As educators, you have a wide range of financial education curricula to choose. The CFPB curriculum review tool can help you select the ones that are most appropriate for your students. It provides evaluation criteria to help you determine if a curriculum is accurate, unbiased, well-designed, and effective in strengthening students’ financial knowledge, skills, and capabilities needed to achieve financial well-being.
The review tool can also help curriculum developers identify strengths and areas for further development as they create or revise their own curricula.
Preparing for a review
It’s helpful to do a few things before starting a review:
- Gather all curriculum materials (scope and sequence, lesson plans, etc.)

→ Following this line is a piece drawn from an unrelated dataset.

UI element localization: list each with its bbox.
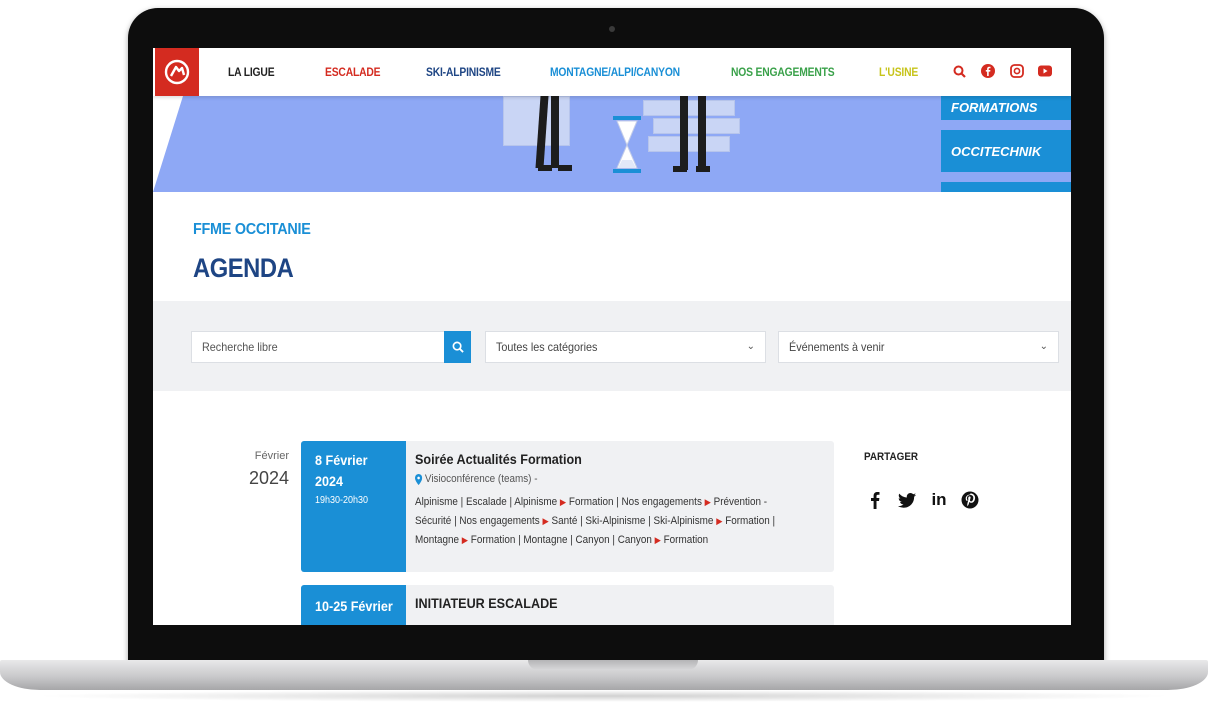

- Collect studies and other evidence of the curriculum’s impact
- Assemble a review team
- Schedule two to three hours for the review
Conducting a review
When evaluating financial education curricula, consider the following:
- For each curriculum you review, save a version of this tool under a unique name
- Complete all four dimensions of the tool
- Along with your ratings, include notes and observation
- Review scores to make an informed choice
The curriculum review process
The review process includes four dimensions. For each dimension, you’ll find:
- Criteria that represent important features or content areas of the curriculum
- Indicators for each criteria that describe specific elements or characteristics of the curriculum
- Components consisting of statements or questions that help you determine if the curriculum meets each indicator
Content
How well does the curriculum cover knowledge and skills identified in national standards?
Utility
Do the materials and guidance provided support effective teaching?
Quality
Is the information presented clear, accurate, and objective, and can students and teachers easily access materials?
Efficacy
Is there evidence that the curriculum has a positive impact on financial knowledge, skills, or behaviors?
Research behind the curriculum review
The criteria for the curriculum review are based on relevant literature, careful consideration of best practices, and real-world feedback from educators and financial education experts.